The last section of the book, "The Nature of Copies," includes essays by Jaroslav Folda, Anthony Cutler, Rossitza B. Schroeder, and Ann Driscoll. Folda's essay, "The Use of Çintamani as Ornament: A Case Study in the Afterlife of Forms," looks at an ornamental form--"the auspicious jewel"--that may have originated in Buddhist and Hindu works in the East, but moved to the West via the Silk Road. Tracing a large number of examples, from the Book of Kells, to a Crusader icon, to a Titian painting, Folda takes the reader on a fascinating journey across time and space, focusing on a decorative detail whose meaning was surely transformed as it crossed cultural boundaries. Anthony Cutler spins an intriguing tale of an ivory Crucifixion plaque in "Twice is Not Enough: The Biography of a 'Byzantine' Crucifixion Ivory." Through careful detective work and superlative connoisseurship, Cutler demonstrates that a "Byzantine" ivory presented in two different forms on the art market is a not-so-clever forgery. Rossitza Schroeder's contribution, "The Salvation of the Soul and the Road to Heaven: The Representation of the Ladder of Divine Ascent in the Vatopedi Katholikon," examines the painted juxtaposition of the Heavenly Ladder of John Climacus and a secular banquet in the narthex of a powerful Athonite church. Schroeder sees the adjacent images--linked to their spatial and monastic context--as two parts of a larger composition: "two worlds, one of spiritual struggle and one of physical indulgence" (221). The final essay in the volume, Anne Driscoll's "Death and Life: The Persistence of Sacred Imagery from the Croce Dipinta of Alberto Sotio," analyzes monumental crucifixes that copied or were influenced by a single painted cross from Spoleto, Umbria.

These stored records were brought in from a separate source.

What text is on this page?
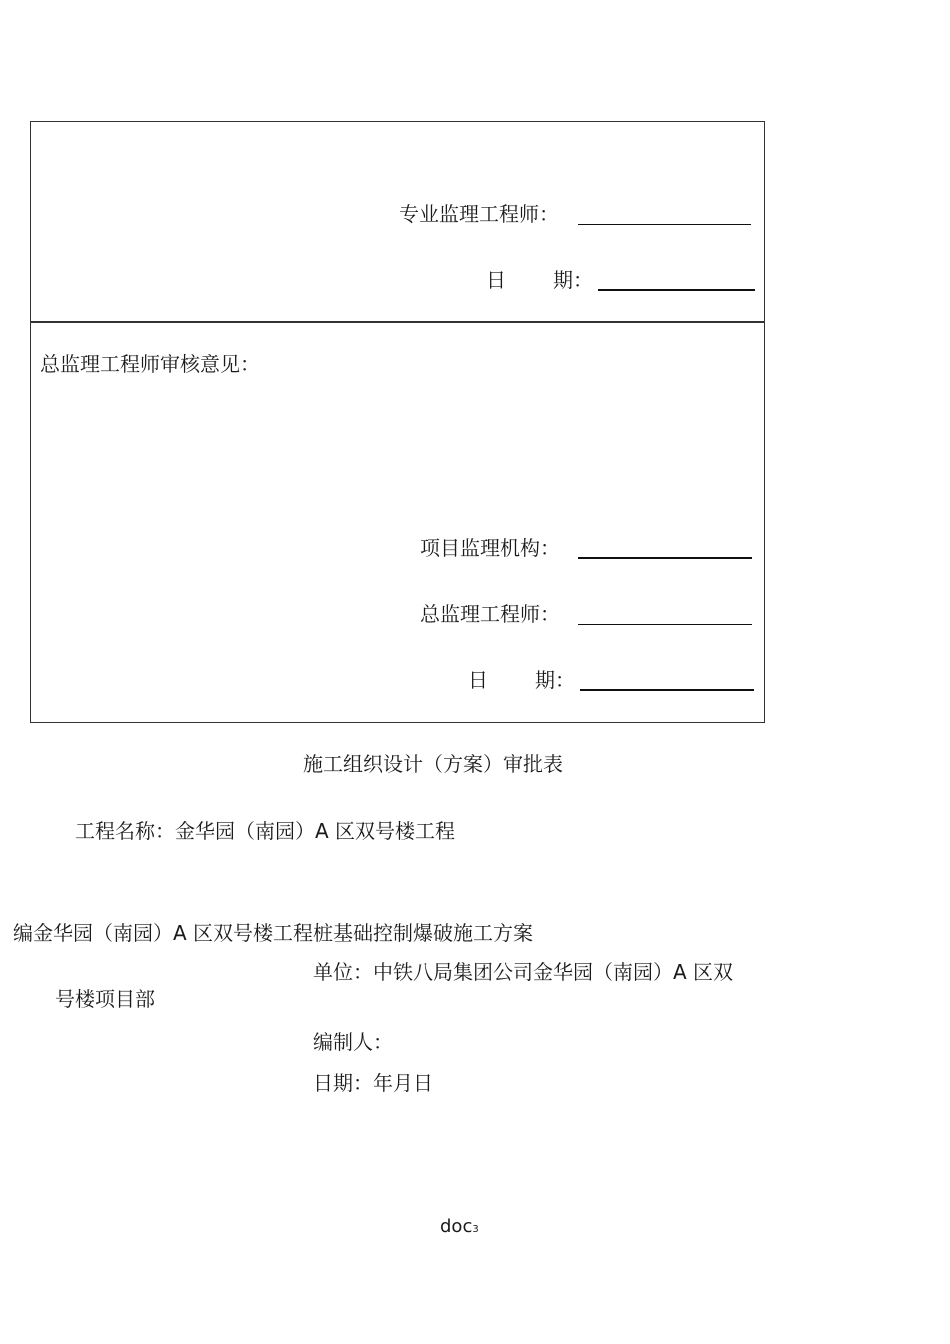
专业监理工程师：
日 期：
总监理工程师审核意见：
项目监理机构：
总监理工程师：
日 期：
施工组织设计（方案）审批表
工程名称：金华园（南园）A 区双号楼工程
编金华园（南园）A 区双号楼工程桩基础控制爆破施工方案
单位：中铁八局集团公司金华园（南园）A 区双
号楼项目部
编制人：
日期：年月日
doc3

The volume ends with a list of publications by Annemarie Weyl Carr. A quick perusal of this impressive list reveals the development of her scholarship and her sustained commitment to the island of Cyprus. This commitment is particularly evident in the large number of recent books on Cyprus that Carr has edited or co-edited, placing the Sweet Land at the center of scholarly discourse. Byzantine Images and their Afterlives is an impressive tribute to Annemarie Wey Carr's scholarship, mentorship, and friendship. This handsome volume, together with many of Carr's publications, will find a welcome spot on this reviewer's bookshelf.
1. Annemarie Weyl Carr, Byzantine Illumination, 1150-1250: The Study of a Provincial Tradition (Chicago: University of Chicago Press, 1987).
2. On this subject, see also Alison Welsby, A Textual Study of Family 1 in the Gospel of John (Berlin, 2013) and Warren Langford, From Text to Art and Back Again: Verifying A. Weyl Carr's Manuscript Groupings through Textual Analysis (PhD diss., New Orleans Baptist Theological Seminary, 2008), the latter cited by Maxwell.